Navarro split the 2012 season between Northwest Arkansas and the Triple-A Omaha Storm Chasers, batting a combined .257/.316/.333 with four home runs, 48 RBI, and 10 stolen bases. He spent the entirety of the 2013 campaign with Northwest Arkansas, playing in 119 games and hitting .283/.310/.428 with 12 home runs, 58 RBI, and six stolen bases. Navarro elected free agency following the season on November 4, 2013.

===Cincinnati Reds===
On November 11, 2013, Navarro signed a minor league contract with the Cincinnati Reds organization. Navarro split the 2014 season between the Double-A Pensacola Blue Wahoos and Triple-A Louisville Bats, hitting .282/.343/.435 with 12 home runs and 57 RBI across 132 total appearances.

===Baltimore Orioles===
Navarro signed a major league contract with the Baltimore Orioles on November 26, 2014. He was called up to the major leagues on April 24, 2015. Navarro collected his first major league hit, a double, and run during his debut. The very next game, he went 3-for-5 with his first big-league RBI, to help the Orioles defeat the Boston Red Sox, 18–7. On May 13, in a game against the Toronto Blue Jays, Navarro hit his first major league home run off of relief pitcher Brett Cecil. He was designated for assignment by the Orioles on December 14, after Darren O'Day was re-signed.

===Los Angeles Angels===
On December 23, 2015, the Los Angeles Angels of Anaheim claimed Navarro off waivers.

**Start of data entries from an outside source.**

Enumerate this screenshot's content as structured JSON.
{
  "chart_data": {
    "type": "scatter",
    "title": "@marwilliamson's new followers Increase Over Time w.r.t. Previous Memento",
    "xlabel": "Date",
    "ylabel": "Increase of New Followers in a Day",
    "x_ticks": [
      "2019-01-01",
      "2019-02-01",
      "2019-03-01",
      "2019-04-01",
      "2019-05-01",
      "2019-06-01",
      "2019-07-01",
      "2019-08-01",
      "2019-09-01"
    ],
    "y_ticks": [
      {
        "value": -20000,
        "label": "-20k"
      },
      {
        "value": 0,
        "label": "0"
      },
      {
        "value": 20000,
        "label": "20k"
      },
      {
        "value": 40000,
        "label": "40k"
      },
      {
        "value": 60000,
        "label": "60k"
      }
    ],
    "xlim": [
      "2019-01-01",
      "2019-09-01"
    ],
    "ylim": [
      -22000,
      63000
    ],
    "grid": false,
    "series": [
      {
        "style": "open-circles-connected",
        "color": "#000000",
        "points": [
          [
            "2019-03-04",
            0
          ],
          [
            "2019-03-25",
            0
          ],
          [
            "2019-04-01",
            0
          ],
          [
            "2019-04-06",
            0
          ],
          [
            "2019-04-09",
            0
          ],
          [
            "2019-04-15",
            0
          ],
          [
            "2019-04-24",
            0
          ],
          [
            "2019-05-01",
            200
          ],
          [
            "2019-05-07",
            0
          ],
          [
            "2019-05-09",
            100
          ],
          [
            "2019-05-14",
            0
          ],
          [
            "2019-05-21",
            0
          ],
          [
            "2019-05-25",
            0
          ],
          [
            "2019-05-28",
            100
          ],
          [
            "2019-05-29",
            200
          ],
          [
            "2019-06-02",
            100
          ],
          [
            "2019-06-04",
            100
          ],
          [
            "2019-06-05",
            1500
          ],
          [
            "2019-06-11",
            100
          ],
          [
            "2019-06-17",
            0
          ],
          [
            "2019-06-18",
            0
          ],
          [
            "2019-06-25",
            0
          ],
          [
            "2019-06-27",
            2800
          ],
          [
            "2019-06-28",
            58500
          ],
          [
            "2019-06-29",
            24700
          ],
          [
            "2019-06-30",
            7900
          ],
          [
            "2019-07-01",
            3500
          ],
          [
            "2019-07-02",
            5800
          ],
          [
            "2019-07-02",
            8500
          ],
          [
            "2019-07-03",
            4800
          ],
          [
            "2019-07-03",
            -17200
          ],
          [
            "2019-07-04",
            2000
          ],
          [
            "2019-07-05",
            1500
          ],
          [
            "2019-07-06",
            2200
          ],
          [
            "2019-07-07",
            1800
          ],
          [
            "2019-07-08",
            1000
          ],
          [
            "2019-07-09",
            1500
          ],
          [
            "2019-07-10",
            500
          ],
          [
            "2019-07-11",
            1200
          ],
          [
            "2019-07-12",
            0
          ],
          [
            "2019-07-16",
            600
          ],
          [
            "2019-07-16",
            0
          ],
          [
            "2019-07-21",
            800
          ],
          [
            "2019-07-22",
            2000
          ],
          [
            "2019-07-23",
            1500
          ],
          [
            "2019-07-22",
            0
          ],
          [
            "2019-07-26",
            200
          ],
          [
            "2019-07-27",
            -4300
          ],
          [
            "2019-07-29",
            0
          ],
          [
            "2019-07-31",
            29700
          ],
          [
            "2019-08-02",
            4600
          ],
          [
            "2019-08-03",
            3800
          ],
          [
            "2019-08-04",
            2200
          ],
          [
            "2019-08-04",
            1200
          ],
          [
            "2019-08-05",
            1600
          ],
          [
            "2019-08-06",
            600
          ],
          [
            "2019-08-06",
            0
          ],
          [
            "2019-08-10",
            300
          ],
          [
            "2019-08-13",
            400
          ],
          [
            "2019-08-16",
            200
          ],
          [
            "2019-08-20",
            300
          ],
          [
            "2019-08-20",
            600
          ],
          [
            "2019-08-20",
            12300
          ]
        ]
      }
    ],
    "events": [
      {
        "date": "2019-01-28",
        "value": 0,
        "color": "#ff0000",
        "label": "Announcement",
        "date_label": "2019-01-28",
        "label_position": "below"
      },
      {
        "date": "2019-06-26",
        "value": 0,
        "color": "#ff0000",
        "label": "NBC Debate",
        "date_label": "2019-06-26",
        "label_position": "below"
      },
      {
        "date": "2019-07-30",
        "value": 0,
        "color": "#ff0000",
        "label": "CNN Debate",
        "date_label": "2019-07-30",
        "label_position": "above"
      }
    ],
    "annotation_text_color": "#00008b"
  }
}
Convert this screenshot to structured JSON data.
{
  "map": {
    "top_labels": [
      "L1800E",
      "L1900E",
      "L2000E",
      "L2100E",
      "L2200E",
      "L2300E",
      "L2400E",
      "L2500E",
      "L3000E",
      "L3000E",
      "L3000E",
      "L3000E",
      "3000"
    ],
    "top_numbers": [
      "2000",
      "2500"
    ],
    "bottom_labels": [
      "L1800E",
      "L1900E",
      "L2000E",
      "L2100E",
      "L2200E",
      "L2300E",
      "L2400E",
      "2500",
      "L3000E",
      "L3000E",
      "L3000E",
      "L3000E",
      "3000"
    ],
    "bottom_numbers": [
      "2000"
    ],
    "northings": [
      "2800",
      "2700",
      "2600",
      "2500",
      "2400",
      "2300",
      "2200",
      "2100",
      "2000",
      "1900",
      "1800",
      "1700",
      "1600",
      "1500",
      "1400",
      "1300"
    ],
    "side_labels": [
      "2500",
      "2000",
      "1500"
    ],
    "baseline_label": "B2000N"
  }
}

He was sent outright to Triple-A Salt Lake Bees on November 18.

Navarro re–signed with the Angels on a minor league contract on November 23, 2016. He played in 126 games for the Triple–A Salt Lake Bees, batting .279/.342/.380 with seven home runs and 82 RBI. Navarro elected free agency following the season on November 6, 2017.

===Seattle Mariners===
On January 16, 2018, Navarro signed a minor league contract with the Seattle Mariners. He made seven appearances for the Triple-A Tacoma Rainiers, going 4-for-27 (.148) with one home run and six RBI. Navarro was released by the Mariners organization on April 27.

===Sugar Land Skeeters===
On May 8, 2018, Navarro signed with the Sugar Land Skeeters of the Atlantic League of Professional Baseball. In three appearances for Sugar Land, he went 6-for-11 (.546) with two home runs and three RBI.

===New York Yankees===
On May 11, 2018, Navarro signed a minor league contract with the New York Yankees. After a brief stint with the Double–A Trenton Thunder, he was promoted to the Triple–A Scranton/Wilkes-Barre RailRiders, for whom he play the remainder of the season, hitting .242/.285/.409 with 10 home runs and 28 RBI. Navarro elected free agency following the season on November 2.

===Somerset Patriots===
On April 15, 2019, Navarro signed with the Somerset Patriots of the Atlantic League of Professional Baseball. In 83 appearances for Somerset, he slashed .272/.340/.612 with five home runs, 24 RBI, and two stolen bases. Navarro became a free agent following the season.